Although PFM has managed the investment of Goleta West’s assets for the past three years, their $29 million reserve fund has come under intense scrutiny over the past several months as the City of Goleta has expressed interest in taking over sewer service from the district within city limits. The district gets its revenue primarily from user fees and a small chunk of the property tax, 5.7 percent, which the city has stated it wants to absorb into its general fund. Facing a $1.1 million budget deficit, City of Goleta officials several months ago indicated their intention to apply to Santa Barbara County’s Local Agency Formation Commission (LAFCO) to detach the portion of the district that lies within its borders. “We feel that there are a whole lot of issues the city isn’t dealing with,” said Mark Nation, the district’s general manager, who touts his agency as one would a successfully run business. “You get into doing public works projects [such as maintaining sewage lines] and it costs millions. Our board has been diligent about putting that money aside so that it’s available for capital improvements.”

The 5.7 percent of the property tax that Goleta West takes is one of the many anomalies of Proposition 13 – passed in 1978 as an effort to prevent property taxes from getting too high – and it has been a main point of contention between the district and the city. City Manager Dan Singer said that that Goleta West has done a great job; the city’s desire to absorb it is very much about the money. “We feel that we have more use for the money,” said Councilmember Margaret Connell. “I don’t think the Sanitary District should get more of the property tax than the city does. The city has so many more services to provide.” According to state law, the Goleta West Sanitary District can use revenue gleaned from property taxes only for street sweeping-which reduces pollution into the ocean-and for capital improvements, some of which are shared with the Goleta Sanitary District, the adjacent sewage treatment agency.

Goleta West Sanitary District has been doing the unglamorous job of dealing with the business end of area pipes since 1954, when the growing Isla Vista community necessitated a sewer system that went beyond the capacity that the rest of the Goleta Valley had available at the time.
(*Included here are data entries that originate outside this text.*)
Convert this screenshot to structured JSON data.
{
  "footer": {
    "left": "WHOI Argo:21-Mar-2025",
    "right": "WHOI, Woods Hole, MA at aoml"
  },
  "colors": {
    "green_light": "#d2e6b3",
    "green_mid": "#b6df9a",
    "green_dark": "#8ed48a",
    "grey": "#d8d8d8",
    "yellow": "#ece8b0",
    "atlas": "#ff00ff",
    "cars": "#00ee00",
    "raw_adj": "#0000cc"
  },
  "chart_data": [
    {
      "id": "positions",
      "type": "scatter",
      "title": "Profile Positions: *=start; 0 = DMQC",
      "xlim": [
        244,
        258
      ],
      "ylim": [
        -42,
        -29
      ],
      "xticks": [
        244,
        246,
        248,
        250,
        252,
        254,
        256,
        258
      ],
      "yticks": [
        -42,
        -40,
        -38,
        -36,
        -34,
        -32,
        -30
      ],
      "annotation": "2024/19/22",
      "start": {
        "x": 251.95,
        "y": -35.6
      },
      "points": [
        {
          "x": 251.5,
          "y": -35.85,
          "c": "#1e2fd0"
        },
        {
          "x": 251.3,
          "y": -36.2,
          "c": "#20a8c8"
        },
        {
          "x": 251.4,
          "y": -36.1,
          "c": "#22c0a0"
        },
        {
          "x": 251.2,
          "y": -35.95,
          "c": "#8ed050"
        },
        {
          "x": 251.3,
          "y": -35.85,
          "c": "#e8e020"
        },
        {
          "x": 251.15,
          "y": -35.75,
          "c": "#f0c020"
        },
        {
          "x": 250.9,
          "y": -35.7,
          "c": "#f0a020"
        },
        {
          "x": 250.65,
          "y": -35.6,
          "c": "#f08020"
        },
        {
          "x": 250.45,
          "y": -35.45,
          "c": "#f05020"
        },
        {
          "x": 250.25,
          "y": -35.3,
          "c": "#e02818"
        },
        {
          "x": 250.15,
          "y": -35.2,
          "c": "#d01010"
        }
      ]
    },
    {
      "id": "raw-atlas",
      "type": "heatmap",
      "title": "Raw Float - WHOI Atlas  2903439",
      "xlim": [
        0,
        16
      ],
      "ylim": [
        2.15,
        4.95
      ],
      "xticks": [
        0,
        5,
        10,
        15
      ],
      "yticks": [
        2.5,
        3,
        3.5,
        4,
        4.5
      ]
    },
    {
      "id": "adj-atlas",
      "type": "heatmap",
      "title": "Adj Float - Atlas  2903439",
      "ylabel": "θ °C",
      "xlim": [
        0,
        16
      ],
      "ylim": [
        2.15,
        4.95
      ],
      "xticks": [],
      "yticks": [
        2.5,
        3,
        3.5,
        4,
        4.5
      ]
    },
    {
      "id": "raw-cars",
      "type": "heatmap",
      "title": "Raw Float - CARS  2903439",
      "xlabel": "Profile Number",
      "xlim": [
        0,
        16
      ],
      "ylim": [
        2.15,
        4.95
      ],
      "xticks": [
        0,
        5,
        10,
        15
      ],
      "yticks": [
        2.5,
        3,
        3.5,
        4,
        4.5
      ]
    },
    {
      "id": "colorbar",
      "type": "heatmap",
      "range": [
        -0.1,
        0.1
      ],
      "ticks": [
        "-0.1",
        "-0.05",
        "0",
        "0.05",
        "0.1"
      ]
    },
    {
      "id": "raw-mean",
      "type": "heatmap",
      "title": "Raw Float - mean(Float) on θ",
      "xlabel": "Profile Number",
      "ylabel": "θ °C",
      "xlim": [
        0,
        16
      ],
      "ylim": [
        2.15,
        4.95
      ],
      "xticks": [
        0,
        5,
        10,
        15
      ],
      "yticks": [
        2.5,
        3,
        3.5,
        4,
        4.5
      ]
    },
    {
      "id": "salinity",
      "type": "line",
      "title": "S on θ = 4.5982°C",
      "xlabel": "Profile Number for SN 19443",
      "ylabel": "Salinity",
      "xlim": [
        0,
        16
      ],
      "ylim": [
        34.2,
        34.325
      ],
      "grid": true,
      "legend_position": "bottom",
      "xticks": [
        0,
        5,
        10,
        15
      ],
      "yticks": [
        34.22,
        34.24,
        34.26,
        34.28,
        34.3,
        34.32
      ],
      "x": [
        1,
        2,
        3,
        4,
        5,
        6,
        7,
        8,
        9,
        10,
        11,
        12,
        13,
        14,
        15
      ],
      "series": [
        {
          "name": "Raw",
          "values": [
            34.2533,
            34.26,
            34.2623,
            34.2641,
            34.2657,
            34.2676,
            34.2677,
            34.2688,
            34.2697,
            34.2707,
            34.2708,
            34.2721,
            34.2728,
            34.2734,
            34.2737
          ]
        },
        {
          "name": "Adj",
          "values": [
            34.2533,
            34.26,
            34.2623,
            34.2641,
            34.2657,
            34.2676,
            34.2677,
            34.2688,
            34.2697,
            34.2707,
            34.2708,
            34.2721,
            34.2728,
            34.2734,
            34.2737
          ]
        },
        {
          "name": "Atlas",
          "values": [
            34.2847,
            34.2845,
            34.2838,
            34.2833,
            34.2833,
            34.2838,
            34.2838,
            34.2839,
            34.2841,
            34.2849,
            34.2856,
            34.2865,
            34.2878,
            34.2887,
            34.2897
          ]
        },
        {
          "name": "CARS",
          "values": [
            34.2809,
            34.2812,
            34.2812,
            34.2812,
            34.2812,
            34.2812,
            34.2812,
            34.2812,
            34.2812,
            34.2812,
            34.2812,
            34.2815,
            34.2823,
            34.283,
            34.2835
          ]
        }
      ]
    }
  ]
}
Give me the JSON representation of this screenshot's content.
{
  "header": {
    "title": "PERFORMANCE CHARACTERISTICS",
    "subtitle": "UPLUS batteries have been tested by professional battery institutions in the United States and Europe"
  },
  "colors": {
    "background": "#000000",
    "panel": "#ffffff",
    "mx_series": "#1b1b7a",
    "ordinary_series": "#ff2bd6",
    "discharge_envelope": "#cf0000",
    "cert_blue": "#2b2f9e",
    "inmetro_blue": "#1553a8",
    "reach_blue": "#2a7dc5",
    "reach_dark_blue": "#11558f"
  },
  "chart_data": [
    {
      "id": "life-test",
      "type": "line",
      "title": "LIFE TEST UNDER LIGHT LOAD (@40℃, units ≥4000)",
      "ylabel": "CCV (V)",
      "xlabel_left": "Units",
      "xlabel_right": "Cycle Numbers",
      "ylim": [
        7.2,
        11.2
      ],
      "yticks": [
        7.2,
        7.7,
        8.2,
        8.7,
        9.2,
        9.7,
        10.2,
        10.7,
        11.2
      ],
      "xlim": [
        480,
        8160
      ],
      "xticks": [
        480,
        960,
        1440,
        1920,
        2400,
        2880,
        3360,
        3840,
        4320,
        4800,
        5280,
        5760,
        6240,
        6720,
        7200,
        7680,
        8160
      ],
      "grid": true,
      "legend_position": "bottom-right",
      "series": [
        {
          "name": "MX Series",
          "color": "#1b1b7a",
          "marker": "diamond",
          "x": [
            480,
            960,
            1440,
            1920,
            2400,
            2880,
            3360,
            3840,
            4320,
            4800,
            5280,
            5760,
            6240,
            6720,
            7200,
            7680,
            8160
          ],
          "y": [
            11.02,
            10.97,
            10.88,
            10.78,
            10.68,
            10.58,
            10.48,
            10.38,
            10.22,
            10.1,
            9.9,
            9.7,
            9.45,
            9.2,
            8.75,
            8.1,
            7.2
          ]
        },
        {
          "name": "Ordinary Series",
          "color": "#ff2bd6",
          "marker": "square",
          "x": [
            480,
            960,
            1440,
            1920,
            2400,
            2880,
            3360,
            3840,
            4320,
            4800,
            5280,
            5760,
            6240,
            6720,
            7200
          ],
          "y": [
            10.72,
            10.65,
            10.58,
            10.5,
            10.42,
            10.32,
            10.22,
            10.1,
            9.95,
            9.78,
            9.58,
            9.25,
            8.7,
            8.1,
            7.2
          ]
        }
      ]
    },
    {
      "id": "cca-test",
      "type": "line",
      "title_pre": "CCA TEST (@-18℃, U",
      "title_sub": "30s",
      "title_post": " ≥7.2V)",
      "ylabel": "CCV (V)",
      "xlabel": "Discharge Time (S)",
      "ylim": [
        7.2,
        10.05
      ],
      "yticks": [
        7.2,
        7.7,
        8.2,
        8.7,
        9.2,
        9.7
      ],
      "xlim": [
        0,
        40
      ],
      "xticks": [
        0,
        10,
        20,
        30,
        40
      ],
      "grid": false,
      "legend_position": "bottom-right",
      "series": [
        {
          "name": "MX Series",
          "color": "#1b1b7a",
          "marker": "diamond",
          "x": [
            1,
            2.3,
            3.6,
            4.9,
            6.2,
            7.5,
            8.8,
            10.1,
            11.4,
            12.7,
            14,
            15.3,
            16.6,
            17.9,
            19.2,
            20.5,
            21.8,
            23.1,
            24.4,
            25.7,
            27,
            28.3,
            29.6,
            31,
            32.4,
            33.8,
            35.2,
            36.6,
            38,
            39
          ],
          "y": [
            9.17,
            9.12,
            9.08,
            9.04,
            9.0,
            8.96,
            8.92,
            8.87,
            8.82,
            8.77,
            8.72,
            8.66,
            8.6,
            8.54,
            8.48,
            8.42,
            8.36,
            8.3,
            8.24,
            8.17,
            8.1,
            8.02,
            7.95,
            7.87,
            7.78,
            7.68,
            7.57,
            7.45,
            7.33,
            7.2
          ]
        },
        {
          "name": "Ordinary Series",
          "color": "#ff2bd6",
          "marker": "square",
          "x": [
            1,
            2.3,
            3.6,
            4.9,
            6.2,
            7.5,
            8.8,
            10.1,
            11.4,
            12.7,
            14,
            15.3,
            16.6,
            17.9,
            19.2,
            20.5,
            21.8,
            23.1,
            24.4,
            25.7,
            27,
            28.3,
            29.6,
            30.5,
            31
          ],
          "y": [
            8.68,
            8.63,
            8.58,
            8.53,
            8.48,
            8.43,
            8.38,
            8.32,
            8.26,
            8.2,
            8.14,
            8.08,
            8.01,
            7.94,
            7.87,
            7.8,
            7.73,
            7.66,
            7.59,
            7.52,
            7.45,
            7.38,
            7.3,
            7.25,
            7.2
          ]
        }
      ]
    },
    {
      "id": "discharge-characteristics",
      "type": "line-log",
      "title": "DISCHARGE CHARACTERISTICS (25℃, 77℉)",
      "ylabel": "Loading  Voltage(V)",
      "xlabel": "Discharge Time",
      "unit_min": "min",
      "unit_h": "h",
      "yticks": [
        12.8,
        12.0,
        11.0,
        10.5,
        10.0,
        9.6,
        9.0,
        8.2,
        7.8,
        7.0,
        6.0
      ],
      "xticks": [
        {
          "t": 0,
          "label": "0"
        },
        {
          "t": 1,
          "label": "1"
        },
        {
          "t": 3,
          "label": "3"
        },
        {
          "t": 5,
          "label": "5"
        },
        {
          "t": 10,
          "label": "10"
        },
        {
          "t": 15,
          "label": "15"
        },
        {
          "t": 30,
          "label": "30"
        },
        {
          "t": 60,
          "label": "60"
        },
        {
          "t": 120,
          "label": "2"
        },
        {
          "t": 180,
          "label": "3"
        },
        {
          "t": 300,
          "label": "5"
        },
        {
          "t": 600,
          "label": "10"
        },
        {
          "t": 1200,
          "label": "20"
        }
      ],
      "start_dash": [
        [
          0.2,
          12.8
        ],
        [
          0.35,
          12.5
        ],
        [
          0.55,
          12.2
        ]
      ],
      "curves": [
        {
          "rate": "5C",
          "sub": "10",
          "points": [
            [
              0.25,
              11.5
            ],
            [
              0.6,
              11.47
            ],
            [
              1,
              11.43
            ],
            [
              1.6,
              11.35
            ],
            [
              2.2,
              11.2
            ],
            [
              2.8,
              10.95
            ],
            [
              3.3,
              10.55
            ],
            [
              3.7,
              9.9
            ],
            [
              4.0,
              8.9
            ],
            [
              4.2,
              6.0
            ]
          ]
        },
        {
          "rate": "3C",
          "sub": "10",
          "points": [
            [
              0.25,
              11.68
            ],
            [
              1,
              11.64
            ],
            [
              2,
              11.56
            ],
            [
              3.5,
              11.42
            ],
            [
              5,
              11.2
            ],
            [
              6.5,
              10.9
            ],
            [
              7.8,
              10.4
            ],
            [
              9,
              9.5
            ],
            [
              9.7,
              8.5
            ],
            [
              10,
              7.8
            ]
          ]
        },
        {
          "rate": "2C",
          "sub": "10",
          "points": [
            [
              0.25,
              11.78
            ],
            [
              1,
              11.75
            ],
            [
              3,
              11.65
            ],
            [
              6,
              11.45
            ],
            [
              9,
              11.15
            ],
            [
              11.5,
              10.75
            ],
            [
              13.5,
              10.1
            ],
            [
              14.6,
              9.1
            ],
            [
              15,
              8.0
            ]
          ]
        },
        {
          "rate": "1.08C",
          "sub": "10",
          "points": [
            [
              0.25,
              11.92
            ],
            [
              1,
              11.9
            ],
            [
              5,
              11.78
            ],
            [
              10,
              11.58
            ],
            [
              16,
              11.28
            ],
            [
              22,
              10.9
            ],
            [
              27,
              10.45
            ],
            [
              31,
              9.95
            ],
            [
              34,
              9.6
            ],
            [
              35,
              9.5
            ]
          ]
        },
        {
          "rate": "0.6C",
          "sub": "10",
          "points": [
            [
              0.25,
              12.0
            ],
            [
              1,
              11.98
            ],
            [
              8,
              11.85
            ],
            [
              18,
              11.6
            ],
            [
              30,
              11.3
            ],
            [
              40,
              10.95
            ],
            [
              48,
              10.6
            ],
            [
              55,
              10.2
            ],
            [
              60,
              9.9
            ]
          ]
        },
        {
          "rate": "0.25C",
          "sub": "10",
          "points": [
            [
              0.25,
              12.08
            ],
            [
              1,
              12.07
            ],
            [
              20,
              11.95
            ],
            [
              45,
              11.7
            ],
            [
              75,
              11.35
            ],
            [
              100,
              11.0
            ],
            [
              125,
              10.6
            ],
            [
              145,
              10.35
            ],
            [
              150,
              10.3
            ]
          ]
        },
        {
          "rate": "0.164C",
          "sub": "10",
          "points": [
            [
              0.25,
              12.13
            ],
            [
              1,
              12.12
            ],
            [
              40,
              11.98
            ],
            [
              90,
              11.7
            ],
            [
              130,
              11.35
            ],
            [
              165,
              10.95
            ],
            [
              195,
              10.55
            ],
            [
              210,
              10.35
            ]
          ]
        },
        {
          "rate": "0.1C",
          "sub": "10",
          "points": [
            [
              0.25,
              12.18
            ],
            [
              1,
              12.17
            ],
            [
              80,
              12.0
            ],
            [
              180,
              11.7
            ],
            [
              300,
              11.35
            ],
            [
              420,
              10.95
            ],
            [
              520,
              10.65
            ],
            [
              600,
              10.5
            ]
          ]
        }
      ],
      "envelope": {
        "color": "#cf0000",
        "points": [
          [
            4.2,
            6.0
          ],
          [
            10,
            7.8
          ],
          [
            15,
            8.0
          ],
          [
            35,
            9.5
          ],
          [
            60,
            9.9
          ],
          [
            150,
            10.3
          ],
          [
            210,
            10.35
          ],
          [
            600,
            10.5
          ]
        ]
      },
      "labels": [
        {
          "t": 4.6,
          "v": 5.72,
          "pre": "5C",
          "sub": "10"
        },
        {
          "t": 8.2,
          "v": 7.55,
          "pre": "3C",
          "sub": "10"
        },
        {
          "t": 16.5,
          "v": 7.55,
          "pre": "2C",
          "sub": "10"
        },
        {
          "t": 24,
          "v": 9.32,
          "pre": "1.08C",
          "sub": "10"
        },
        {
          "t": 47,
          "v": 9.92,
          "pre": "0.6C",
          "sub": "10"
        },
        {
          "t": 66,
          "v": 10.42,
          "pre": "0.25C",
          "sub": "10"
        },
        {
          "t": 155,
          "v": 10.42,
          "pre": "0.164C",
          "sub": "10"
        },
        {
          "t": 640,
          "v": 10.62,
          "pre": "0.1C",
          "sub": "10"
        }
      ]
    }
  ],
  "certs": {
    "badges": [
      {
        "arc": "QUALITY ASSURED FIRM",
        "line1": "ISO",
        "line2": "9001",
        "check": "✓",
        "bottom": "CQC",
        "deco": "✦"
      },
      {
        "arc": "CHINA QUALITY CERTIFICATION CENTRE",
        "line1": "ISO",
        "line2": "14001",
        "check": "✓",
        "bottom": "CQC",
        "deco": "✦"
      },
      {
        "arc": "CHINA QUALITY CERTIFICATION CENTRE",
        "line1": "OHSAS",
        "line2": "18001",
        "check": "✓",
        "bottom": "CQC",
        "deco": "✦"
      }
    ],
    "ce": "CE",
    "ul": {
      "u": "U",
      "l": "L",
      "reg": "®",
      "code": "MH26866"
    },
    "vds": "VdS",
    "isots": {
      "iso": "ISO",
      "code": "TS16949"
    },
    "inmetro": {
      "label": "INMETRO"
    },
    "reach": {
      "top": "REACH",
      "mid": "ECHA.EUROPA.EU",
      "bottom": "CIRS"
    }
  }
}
Since then, Goleta West has expanded to include a large swath of western Goleta, although administrative and operational functions are carried out by a staff of only six people. Nation said that if the City of Goleta were to take over his district, it would result in sewer rates four to five times higher, particularly in Isla Vista, which would remain serviced by a remnant of Goleta West. “Goleta wants the property tax for general services, not sewer services,” he said.

Currently it is not clear when the matter will go before LAFCO, but Connell said that Bob Braitman, LAFCO’s executive officer, has encouraged the city to detach from Goleta West. Nation opined that the county officials on the LAFCO board might not vote for something that would raise sewer rates for county residents during this time of economic hardship. “Especially now, when the economy is tough and people are getting furloughed and unemployed, they don’t want to raise rates,” he said. His board will continue to save for a rainy day, which may come in the form of a legal battle requiring them to pay a hefty sum to their legal counsel, Steve Amerikaner.

With a twinkle in her eye that seemed to defy the musty odor drifting in waves through the boardroom’s open door, past a pile of turkey and roast beef sandwiches, and into the unwilling nostrils of the room’s inhabitants, Jones smartly evened a stack of papers on the edge of the table as the meeting ended. After all, with a well-managed $29 million portfolio in her care and two Goleta Water District boardmembers eagerly taking notes-potential clients-she had much to be proud of.